ECMAScript ed 5.1 (aka ES5) required that ISO 8601 date strings be parsed as UTC, however ISO required them to be parsed as local. Now the current ECMAScript standard (version 6) is consistent with ISO and requires ISO compliant strings with no timezone to be parsed as local.
<update> ECMAScript 2016 (ed 7) changed again so that YYYY-MM-DD format date strings are parsed as UTC, so no longer consistent with ISO 8601.</update>.
So whether you get one behaviour or the other depends on the browser (and if you try it with IE 8 you'll get NaN). Prior to ES5, parsing of all strings was implementation dependent.
"2015-12-25" is a valid ISO 8601 string with no timezone, so should be treated as UTC under ES5 rules and local by ed 6 rules.
"2015-12-25 00:00:00" is not a valid ISO string (missing the "T" between the date and time) so browsers can parse it however they like (parsing of non–ISO strings is implementation dependent in all versions of ECMAScript).
The bottom line is do not use the Date constructor to parse strings (or Date.parse). Parse them yourself.
To parse ISO-like strings, use something like the following. It treats strings with not offset as UTC (per ES5), however perhaps that should now be changed to be local:
/**
* Parse an ISO string with or without an offset
* e.g. '2014-04-02T20:00:00-0600'
* '2014-04-02T20:00:00Z'
* '2014-02'
*
* Allows decimal seconds if supplied
* e.g. '2014-04-02T20:00:00.123-0600'
*
* If no offset is supplied (or it's Z), treat as UTC (per ECMA-262)
*
* If date only, e.g. '2014-04-02' or '2014-02', treat as UTC date (per ECMA-262)
* All parts after year are optional
* Don't allow two digit years to be converted to 20th century years
* #param {string} s - ISO 860 date string
*/
function parseISOString(s) {
var invalidDate = new Date(NaN);
var t = s.split(/\D+/g);
var hasOffset = /[-+]\d{4}$/.test(s);
// Whether decimal seconds are present changes the offset field and ms value
var hasDecimalSeconds = /[T ]\d{2}:\d{2}:\d{2}\.\d+/i.test(s);
var offset = hasDecimalSeconds? t[7] : t[6];
var offSign;
var yr = +t[0],
mo = t[1]? --t[1] : 0,
da = +t[2] || 1,
hr = +t[3] || 0,
min = +t[4] || 0,
sec = +t[5] || 0,
ms = hasDecimalSeconds? +t[6] : 0,
offSign = hasOffset? /-\d{4}$/.test(s)? 1 : -1 : 0,
offHr = hasOffset? offset/100 | 0 : 0,
offMin = hasOffset? offset%100 : 0;
// Ensure time values are in range, otherwise invalid date.

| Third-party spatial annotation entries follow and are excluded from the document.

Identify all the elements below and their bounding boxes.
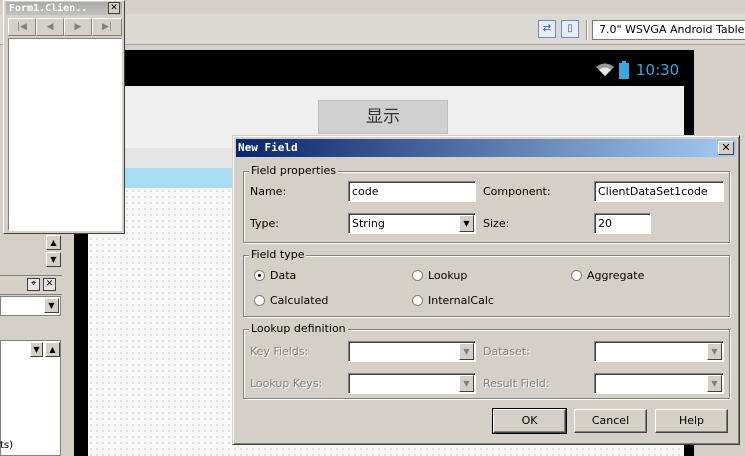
key-fields-label: Key Fields: [250, 345, 309, 358]
group-legend: Field properties [249, 164, 339, 177]
radio-label: Lookup [428, 269, 468, 282]
form1-titlebar[interactable]: Form1.Clien.. ✕ [6, 2, 122, 15]
component-label: Component: [483, 185, 551, 198]
type-value: String [352, 217, 385, 230]
pane-combo[interactable]: ▼ [0, 296, 61, 316]
radio-icon [571, 270, 582, 281]
close-icon[interactable]: ✕ [108, 2, 120, 14]
prior-record-button[interactable]: ◀ [36, 18, 64, 36]
radio-icon [254, 295, 265, 306]
cancel-button[interactable]: Cancel [574, 409, 647, 433]
toolbar-separator [586, 20, 588, 40]
link-icon[interactable]: ⇄ [538, 20, 556, 38]
chevron-down-icon[interactable]: ▼ [44, 298, 59, 313]
first-record-button[interactable]: |◀ [8, 18, 36, 36]
battery-icon [619, 61, 629, 79]
pane-list[interactable]: ▼ ▲ [0, 340, 61, 456]
last-record-button[interactable]: ▶| [92, 18, 122, 36]
field-type-group: Field type Data Lookup Aggregate Calcula… [243, 248, 730, 317]
form1-list[interactable] [8, 38, 122, 231]
form1-title: Form1.Clien.. [9, 3, 88, 14]
chevron-down-icon[interactable]: ▼ [707, 375, 722, 392]
group-legend: Field type [249, 248, 307, 261]
chevron-down-icon[interactable]: ▼ [30, 342, 43, 357]
db-navigator: |◀ ◀ ▶ ▶| [8, 18, 122, 36]
android-status-bar [74, 58, 684, 84]
close-icon[interactable]: ✕ [718, 141, 734, 155]
radio-icon [412, 270, 423, 281]
device-select[interactable]: 7.0" WSVGA Android Tablet ( [592, 20, 745, 40]
radio-aggregate[interactable]: Aggregate [571, 269, 644, 282]
pin-icon[interactable]: ⌖ [27, 278, 40, 291]
lookup-definition-group: Lookup definition Key Fields: ▼ Dataset:… [243, 322, 730, 399]
display-button[interactable]: 显示 [318, 100, 448, 134]
dataset-select[interactable]: ▼ [594, 341, 724, 362]
component-input[interactable]: ClientDataSet1code [594, 181, 724, 202]
form1-window: Form1.Clien.. ✕ |◀ ◀ ▶ ▶| [3, 0, 125, 234]
size-label: Size: [483, 217, 510, 230]
chevron-down-icon[interactable]: ▼ [707, 343, 722, 360]
chevron-down-icon[interactable]: ▼ [459, 343, 474, 360]
ok-button[interactable]: OK [492, 408, 567, 434]
pane-header: ⌖ ✕ [0, 275, 62, 295]
wifi-icon [596, 63, 614, 76]
radio-label: Aggregate [587, 269, 645, 282]
radio-label: Data [270, 269, 297, 282]
chevron-down-icon[interactable]: ▼ [459, 215, 474, 232]
name-label: Name: [250, 185, 287, 198]
result-field-select[interactable]: ▼ [594, 373, 724, 394]
lookup-keys-label: Lookup Keys: [250, 377, 323, 390]
dataset-label: Dataset: [483, 345, 530, 358]
result-field-label: Result Field: [483, 377, 550, 390]
dialog-title: New Field [238, 141, 298, 154]
type-label: Type: [250, 217, 279, 230]
radio-label: InternalCalc [428, 294, 494, 307]
radio-calculated[interactable]: Calculated [254, 294, 328, 307]
key-fields-select[interactable]: ▼ [348, 341, 476, 362]
field-properties-group: Field properties Name: code Component: C… [243, 164, 730, 243]
chevron-down-icon[interactable]: ▼ [459, 375, 474, 392]
radio-lookup[interactable]: Lookup [412, 269, 467, 282]
type-select[interactable]: String ▼ [348, 213, 476, 234]
lookup-keys-select[interactable]: ▼ [348, 373, 476, 394]
radio-internalcalc[interactable]: InternalCalc [412, 294, 494, 307]
new-field-dialog: New Field ✕ Field properties Name: code … [232, 135, 740, 445]
dialog-titlebar[interactable]: New Field ✕ [236, 139, 736, 157]
size-input[interactable]: 20 [594, 213, 651, 234]
scroll-down-arrow[interactable]: ▼ [46, 252, 61, 267]
radio-icon [412, 295, 423, 306]
next-record-button[interactable]: ▶ [64, 18, 92, 36]
radio-label: Calculated [270, 294, 329, 307]
help-button[interactable]: Help [655, 409, 728, 433]
device-icon[interactable]: ▯ [561, 20, 579, 38]
scroll-up-arrow[interactable]: ▲ [46, 235, 61, 250]
radio-data[interactable]: Data [254, 269, 296, 282]
name-input[interactable]: code [348, 181, 476, 202]
radio-checked-icon [254, 270, 265, 281]
pane-text: ts) [0, 440, 14, 451]
status-clock: 10:30 [636, 61, 680, 79]
group-legend: Lookup definition [249, 322, 348, 335]
scroll-up-arrow[interactable]: ▲ [45, 342, 60, 357]
close-icon[interactable]: ✕ [43, 278, 56, 291]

// Values can't be -ve as splitting on non-digit character
if (hr > 24 || min > 59 || sec > 59 || ms > 1000 || offHr > 24 || offMin > 59){
return invalidDate;
}
// Create a date object from date parts, check for validity
// Avoid two digit years being converted to 20th century
var d = new Date();
d.setUTCFullYear(yr, mo, da);
// Check that date values are valid
if (d.getUTCFullYear() != yr || d.getUTCDate() != da) {
return invalidDate;
}
// If there's an offset, apply it to minutes to get a UTC time value
min = hasOffset? +min + offSign * (offHr * 60 + offMin) : min;
// Set UTC time values of d
d.setUTCHours(hr, min, sec, ms);
return d;
}
It can be reduced to less than half that, but it's written to be easy to read and maintain.